In part 1 of my series on playing Hakuoki: Memories of the Shinsengumi as a complete baby to otome games, we learned that there are many beautiful shinsengumen to choose from, each with their own charms. I decided to let my heart/brain lead me to start. The first run of a game is important. You can’t fast forward and it’s your introduction to the characters and story. It should be respected. It seemed right to not look up answers that would endear me to one guy or another. For the first play through, I decided to just roll with whatever route my choices put me on. It turns out that was Hajime Saito, a beautiful cinnamon roll too good for this world, too pure. It’s only natural that the route I was most initially excited for would be the one I ended up on. It’s like fate or something!
So, Saito. He’s one of the Shinsengumi’s best swordsmen, specializing in a one handed strike that comes from a fluid and speedy movement out of the sheath. Hey, swords are important.
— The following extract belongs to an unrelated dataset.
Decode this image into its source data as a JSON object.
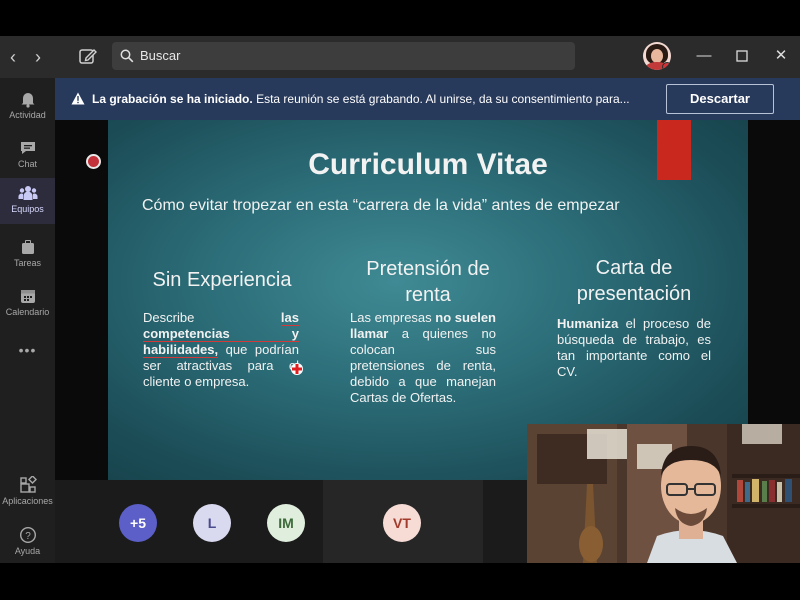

This isn’t one of those games, so swords are the only thing getting unsheathed here. For some reason, I always go for the quiet, experienced warrior types who could kill you but won’t. Other anime husbando of mine include Kenshin and Jin from Samurai Champloo. I say “for some reason” because in reality, how fun would these types be to date? They don’t say much about themselves, they hardly show emotion, and they certainly do not shower you with affection. Romance with a real life stoic samurai would probably be exhausting. In fiction, however, it’s rather intoxicating.
Being with a man that dangerous and that quiet messes with your mind and conditions you to get really excited over even the slightest hint of attention. That’s how Saito’s route goes. The romance meter can jump over the tiniest sliver of interpersonal connection. It’s about the slight smiles, the implicit respect, the soulful eyes. This no talk, less action paradigm left me and my girl Chizuru very thirsty so I flipped out whenever Saito showed up for any reason.
When bae looks good in Japanese AND Western clothes
Oh, and he becomes a vampire thing. In Hakuoki, the partially real history of the late Edo/early Meiji periods is mixed with a lore about demon families that used to rule Japan. Demons have regenerative powers and superhuman strength, but are averse to sunlight. Sound like a familiar mythical being? It turns out my missing dad (who is also a demon?! And not my real dad??) created a top secret formula for the Shogunate to turn humans into demon-like creatures called “furies.” In a fight with the game’s (or at leas this route’s) villain, poster boy for the demon 1% Chikage Kazama, Saito gets mortally wounded. Of course he has to go and drink the demon potion and of course the best way to deal with his bloodlust is to let him drink my blood. In slow burning supernatural romances, blood drinking has always been used as a way to show the fine line between trust and danger with romantic leads, so it’s no surprise it shows up as a mechanic in this game. Seriously, according to supernatural fiction, men are hottest when they could very easily kill you right this second. You can also make the man endure it or give him medicine, but that’s not very sexy, is it? Especially since Hajime Saito’s favorite drinking spot is the ear (*ﾉ∀`*)
Another cliche that reared its head: every stoic warrior has to have a personal demon, even if he is an actual demon. For Saito, it’s that he got rejected all his life because he’s left handed. Yep. Aww. But I, with my honest heart and eyes, can accept him for who is. My relentless, stubborn acceptance of him even earned me a kiss eventually. A kiss that I was very anxious for after playing this game for two legs of a 6-8 hour total car trip. A kiss that had to wait until the next day after my fiance threw a pillow at my head because he wanted me to go the fuck to sleep...
In the end, we decided to stay together and weather the slow march of time as a couple, no matter what changes would shake Japan. Cue some cherry blossom and falling snow imagery because Saito is obsessed with impermanence. The happy ending, like everything about Saito’s route, was very understated but sweet. The game did throw one more weakness of mine at me before the credits rolled, though: the gravitas of the first name. This isn’t something most of us are too familiar with because we just throw each others’ names around constantly, but if you’ve ever had a partner or friend who never calls you by your first name, you might understand. That first time they drop your first name is just *clenches fist and looks off into the distance* All this to say, one of the big romantic finales was that my character finally called the beautiful shy snowflake “Hajime.”
I still have five more routes to go through, but I think it’s safe to say Hajime Saito will hold a special place in my game-heart.